We should be blowing up Iraqi schools, but we are building them.
That would make sense if we were at war with Iraq.
We are supposedly not at war with Iraq because we are nation building, trying to create an Iraqi nation, and blowing up schools is no way to build a nation.
We should not be trying to build an Iraqi nation, because Islamic moderates in Iraq only have a plurality, not a majority. Similarly, Karzai is not an Islamic moderate.
We should not be trying to build nations, because no one knows how to build nations, while everyone knows how to break nations.
People forget how thorough and drastic the pacification of Germany was. We did not let Nazis or neo Nazis retain any power, or organize, or preach, and we certainly did not allow them to form political parties and participate in elections. We purged every Nazi from every form of organization and association in Germany. We should not have allowed radical Muslims to retain any power, or organize, or preach, let alone participate in Iraqi elections. As long as any religious Muslim retains any coercive power, any political power, as long as people who preach the kind of Islam that disturbs us are still masters of their mosques, Iraq is still our enemy.
No preacher who rejects separation of mosque and state should have been allowed to preach, no congregation that rejects separation of mosque and state should have been allowed to assemble.
Because we failed to de-Islamize Iraq the way we de-Nazified Germany, Iraq and Afghanistan are still our enemies, as will become obvious a few years down the road.
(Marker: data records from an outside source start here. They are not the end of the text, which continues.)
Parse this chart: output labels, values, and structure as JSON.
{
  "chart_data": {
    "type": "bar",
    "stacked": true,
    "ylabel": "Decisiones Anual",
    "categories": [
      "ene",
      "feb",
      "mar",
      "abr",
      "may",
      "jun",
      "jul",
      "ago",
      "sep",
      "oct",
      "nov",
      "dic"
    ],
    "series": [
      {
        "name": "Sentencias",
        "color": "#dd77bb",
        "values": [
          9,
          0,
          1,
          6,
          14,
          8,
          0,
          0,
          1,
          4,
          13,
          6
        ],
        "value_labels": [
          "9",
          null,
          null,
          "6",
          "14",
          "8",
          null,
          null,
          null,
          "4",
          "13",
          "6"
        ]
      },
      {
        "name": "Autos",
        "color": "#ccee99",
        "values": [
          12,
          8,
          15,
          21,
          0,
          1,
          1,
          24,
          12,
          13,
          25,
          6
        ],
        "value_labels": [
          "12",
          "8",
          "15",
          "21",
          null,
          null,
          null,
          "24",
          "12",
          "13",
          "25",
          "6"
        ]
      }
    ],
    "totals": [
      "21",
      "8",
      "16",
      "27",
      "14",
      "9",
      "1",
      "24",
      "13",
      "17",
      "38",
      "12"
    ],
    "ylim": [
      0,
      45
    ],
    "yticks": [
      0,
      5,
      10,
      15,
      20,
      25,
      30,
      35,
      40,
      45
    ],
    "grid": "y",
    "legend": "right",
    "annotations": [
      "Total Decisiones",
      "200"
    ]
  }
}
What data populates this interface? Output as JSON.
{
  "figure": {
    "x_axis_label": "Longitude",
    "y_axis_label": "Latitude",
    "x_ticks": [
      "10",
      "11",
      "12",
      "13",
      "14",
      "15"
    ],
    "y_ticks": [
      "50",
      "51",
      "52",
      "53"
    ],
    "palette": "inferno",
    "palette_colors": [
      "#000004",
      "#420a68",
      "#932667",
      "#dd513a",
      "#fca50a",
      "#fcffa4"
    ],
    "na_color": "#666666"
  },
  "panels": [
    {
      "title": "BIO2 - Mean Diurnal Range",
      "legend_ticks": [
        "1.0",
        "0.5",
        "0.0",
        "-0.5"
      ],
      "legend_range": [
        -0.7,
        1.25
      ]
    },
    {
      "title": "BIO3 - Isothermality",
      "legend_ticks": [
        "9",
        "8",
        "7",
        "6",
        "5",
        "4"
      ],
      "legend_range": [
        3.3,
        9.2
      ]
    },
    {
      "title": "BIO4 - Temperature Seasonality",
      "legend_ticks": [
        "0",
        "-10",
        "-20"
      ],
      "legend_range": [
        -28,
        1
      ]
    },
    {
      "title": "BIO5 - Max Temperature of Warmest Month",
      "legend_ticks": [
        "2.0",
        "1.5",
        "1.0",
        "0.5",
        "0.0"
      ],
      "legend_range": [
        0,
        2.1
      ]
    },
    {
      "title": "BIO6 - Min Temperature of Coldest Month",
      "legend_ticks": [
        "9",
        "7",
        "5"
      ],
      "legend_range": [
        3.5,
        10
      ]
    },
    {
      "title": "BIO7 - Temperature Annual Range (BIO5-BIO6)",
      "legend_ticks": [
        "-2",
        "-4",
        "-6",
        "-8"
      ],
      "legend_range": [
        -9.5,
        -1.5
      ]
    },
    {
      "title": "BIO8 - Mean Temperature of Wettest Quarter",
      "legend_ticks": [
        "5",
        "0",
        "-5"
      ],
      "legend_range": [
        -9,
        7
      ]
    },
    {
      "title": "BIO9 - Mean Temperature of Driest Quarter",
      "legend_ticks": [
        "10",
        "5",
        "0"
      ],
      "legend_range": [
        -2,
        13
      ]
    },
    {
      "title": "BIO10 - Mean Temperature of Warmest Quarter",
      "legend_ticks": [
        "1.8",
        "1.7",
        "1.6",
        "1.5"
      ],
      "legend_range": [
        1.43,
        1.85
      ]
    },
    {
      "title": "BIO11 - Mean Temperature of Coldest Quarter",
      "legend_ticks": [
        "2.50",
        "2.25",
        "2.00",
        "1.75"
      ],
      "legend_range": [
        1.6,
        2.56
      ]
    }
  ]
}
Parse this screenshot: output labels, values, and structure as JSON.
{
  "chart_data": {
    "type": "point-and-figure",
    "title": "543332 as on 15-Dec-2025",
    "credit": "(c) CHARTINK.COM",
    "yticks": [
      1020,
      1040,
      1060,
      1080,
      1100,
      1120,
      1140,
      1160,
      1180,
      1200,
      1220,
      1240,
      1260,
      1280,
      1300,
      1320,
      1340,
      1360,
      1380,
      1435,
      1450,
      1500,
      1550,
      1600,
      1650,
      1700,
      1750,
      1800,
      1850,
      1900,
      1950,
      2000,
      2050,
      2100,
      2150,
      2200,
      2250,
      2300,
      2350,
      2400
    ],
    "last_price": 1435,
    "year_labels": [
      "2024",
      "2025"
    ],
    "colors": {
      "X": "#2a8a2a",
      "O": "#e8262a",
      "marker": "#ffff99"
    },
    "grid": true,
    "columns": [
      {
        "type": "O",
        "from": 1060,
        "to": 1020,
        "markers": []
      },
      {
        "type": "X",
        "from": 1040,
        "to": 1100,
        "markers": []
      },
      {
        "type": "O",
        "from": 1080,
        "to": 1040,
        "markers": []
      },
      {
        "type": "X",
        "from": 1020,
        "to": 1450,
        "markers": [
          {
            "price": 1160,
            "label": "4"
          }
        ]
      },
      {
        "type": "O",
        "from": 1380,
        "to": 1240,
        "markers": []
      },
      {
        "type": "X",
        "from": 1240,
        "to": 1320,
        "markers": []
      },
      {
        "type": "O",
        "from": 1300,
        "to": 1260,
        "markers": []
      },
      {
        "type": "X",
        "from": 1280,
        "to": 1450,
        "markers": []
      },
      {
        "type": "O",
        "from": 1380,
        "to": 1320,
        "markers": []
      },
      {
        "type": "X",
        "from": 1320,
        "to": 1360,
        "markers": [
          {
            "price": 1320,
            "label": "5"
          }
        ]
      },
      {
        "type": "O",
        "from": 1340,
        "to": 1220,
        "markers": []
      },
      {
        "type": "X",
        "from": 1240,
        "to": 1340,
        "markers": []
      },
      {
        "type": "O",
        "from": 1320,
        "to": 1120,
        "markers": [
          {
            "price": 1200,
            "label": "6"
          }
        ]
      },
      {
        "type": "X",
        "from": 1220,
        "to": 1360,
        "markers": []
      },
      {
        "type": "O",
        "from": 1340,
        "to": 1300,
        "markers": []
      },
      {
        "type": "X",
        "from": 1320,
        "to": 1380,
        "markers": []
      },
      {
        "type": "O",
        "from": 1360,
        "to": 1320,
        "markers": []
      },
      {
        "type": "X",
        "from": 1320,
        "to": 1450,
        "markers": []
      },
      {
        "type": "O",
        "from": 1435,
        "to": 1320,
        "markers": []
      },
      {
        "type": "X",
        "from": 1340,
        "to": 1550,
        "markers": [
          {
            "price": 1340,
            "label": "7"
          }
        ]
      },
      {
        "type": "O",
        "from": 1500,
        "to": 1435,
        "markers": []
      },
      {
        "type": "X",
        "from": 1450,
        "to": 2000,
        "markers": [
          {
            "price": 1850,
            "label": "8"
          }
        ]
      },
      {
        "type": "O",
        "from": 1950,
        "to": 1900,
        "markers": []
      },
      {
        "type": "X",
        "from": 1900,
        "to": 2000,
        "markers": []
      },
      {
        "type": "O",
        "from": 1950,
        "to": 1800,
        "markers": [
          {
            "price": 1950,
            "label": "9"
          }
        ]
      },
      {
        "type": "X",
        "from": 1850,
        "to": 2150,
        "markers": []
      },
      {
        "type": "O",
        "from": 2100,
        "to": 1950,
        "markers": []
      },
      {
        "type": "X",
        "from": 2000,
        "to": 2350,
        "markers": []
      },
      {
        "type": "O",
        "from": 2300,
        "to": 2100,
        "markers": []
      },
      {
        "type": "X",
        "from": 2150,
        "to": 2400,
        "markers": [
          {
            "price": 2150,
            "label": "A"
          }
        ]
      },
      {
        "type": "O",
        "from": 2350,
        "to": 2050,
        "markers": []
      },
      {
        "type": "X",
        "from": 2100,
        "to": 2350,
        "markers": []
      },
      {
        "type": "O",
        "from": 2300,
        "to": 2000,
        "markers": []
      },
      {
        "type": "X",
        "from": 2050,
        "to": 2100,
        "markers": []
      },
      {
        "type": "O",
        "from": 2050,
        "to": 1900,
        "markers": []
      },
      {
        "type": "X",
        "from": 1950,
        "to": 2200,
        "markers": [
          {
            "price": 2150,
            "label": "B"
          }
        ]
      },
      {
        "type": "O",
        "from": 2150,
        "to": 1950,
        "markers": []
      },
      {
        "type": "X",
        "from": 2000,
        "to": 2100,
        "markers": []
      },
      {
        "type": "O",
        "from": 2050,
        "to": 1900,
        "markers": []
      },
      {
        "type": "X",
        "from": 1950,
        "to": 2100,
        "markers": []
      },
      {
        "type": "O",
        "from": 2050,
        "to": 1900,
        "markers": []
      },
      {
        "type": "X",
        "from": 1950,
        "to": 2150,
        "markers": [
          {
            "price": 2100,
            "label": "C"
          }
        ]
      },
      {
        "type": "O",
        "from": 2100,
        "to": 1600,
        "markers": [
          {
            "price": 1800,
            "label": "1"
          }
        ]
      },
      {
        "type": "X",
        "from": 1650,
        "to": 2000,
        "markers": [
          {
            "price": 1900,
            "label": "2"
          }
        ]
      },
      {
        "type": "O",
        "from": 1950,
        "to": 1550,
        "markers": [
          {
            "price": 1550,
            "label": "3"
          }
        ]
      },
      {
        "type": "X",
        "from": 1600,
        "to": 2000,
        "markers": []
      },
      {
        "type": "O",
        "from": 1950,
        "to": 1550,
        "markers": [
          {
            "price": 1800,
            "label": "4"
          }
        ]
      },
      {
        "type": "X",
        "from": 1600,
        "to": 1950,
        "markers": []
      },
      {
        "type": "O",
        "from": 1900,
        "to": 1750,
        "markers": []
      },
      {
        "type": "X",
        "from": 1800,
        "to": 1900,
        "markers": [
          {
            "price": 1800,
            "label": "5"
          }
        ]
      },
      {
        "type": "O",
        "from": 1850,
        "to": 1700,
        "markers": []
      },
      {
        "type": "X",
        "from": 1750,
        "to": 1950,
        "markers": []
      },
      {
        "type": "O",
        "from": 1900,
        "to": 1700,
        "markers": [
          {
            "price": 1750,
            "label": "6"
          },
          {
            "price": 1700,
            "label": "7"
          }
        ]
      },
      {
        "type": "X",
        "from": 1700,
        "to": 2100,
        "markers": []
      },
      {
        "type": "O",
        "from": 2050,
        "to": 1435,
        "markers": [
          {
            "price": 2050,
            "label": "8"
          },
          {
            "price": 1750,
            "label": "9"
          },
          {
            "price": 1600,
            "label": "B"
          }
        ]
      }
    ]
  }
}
If purging them of radical Islam is too horrifying and bloody, and I rather think it might me, then that does not necessarily mean we should make war on them until we so impoverish them as to render them incapable of doing us harm, but we certainly should not be providing them with aid. If purging them of Islam is more bloody than we are willing to do, then making them into allies rather than enemies is more bloody than we are willing to do.